Since Autoprefixer is run across the CSS generated there is no need to add separate prefixes.

scripts

gulp scripts

Concatenates the .js files inside each folder in /src/js into a single file per folder.

The compiled file will be named the same as the folder which was compiled. For example, the .js files inside the footer folder will be compiled into footer.js

A minified file will also be generated for each folder compiled.

create-revisions

gulp create-revisions

Adds a version hash string to any minifed CSS and JavaScript files in the /dist directory.
A .json manifest file is created listing the original file names and their changed versions.

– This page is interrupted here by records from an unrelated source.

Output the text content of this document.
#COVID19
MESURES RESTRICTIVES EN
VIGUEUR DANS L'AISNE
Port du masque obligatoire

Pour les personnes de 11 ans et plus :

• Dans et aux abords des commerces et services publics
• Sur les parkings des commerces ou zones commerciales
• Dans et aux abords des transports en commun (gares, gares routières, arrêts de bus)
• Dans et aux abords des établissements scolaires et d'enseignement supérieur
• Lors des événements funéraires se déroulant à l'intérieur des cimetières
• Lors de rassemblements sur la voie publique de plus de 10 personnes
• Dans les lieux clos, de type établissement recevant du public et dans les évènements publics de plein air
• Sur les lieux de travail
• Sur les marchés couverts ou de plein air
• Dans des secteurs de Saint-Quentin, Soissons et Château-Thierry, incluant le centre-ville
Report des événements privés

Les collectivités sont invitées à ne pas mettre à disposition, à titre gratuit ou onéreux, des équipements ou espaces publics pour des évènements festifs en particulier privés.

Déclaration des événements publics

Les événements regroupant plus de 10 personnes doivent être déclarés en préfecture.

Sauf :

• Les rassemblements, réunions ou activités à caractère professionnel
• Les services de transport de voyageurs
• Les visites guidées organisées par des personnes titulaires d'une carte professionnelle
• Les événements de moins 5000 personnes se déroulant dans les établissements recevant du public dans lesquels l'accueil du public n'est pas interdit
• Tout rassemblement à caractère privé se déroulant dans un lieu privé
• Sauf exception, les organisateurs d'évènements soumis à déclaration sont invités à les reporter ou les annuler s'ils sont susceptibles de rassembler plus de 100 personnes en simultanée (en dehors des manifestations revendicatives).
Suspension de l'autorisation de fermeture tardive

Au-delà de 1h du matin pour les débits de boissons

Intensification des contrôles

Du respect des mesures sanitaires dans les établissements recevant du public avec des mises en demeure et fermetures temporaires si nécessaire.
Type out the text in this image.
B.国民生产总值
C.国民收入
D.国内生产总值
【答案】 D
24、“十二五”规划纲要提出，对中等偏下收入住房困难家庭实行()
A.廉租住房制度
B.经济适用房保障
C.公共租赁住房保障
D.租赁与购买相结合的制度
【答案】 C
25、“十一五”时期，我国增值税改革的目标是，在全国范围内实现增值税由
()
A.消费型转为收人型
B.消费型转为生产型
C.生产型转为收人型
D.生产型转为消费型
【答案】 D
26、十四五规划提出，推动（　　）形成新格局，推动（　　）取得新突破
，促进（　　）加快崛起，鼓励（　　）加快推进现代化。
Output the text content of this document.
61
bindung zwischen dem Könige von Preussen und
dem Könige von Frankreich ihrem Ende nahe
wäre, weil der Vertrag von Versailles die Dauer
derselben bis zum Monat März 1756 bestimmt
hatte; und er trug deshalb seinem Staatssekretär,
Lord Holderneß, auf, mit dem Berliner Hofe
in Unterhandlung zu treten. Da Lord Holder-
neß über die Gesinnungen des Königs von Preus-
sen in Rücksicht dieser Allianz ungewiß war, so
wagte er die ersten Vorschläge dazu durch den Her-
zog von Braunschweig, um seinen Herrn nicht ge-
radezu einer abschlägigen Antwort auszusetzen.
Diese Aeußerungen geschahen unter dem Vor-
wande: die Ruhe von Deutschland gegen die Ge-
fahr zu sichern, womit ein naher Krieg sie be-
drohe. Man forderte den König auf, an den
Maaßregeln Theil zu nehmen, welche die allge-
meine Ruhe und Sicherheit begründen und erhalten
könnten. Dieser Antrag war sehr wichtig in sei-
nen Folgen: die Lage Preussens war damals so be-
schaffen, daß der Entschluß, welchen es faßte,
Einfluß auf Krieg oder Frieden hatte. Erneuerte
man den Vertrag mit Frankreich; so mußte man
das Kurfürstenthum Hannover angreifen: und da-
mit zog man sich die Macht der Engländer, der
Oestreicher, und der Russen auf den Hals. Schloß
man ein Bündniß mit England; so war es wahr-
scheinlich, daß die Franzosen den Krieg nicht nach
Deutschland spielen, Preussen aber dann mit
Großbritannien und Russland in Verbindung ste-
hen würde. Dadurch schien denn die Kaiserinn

It does not replace the references to these files within the HTML files. This is handled by the getRevision() function in the /load.php file. Any links to files within the site that have been revisioned should call this function passing the original file name. The name of the revision will be returned.

images

gulp images

Optimises all images within the /src/images folder. The folder structure inside will be maintained. It is not included in the watch task as it tends to run before the image has been fully saved, causing an error which stops the task.

server

gulp server

Creates a browserSync instance and runs a local development server, loading the root directory.

The default port is 3000, therefore the local URL should be http://localhost:3000/. This port number can change if 2 or more servers are running simultaneously.

You must set the proxy URL for this task so that it can wrap the PHP server functionality provided by MAMP.

server-reload

gulp server-reload

Refreshes the browserSync instance created by the server task.

Level 2 Tasks

watch

gulp watch

The watch task starts a process that will wait until changes are made to specific files and then runs tasks associated with them.

For this project, that means:

  • Changes to .scss files cause styles task to be run and the styles to be dynamically inserted into the local server.
  • Changes to .js files cause the scripts task to be run. Once all folders have been compiled the local server will be refreshed.
  • Changes to PHP source files from the root folder and reloads the site as they change.

build

gulp build

Runs a full build process, compiling any CSS, JavaScript and image assets.

Uses styles, scripts and images tasks.

production-ready

gulp production-ready

Transforms the, assumed to be staging, output in the /dist directory to be ready for deployment on a live production server.

Uses create-revisions tasks.

Level 3 Tasks

local

gulp local

Runs all tasks required for local development.

If the --environment flag is specified it will be purposefully overwritten to "development".

Uses clean, build, server and watch tasks.

staging

gulp staging

Runs all tasks required for deploying the output to a staging server.

If the --environment flag is specified it will be purposefully overwritten to "development".

Uses clean and build tasks.

live

gulp live

Runs all tasks required for deploying the output to a live server.

If the --environment flag is specified it will be purposefully overwritten to "production".

Uses clean, build and production-ready tasks.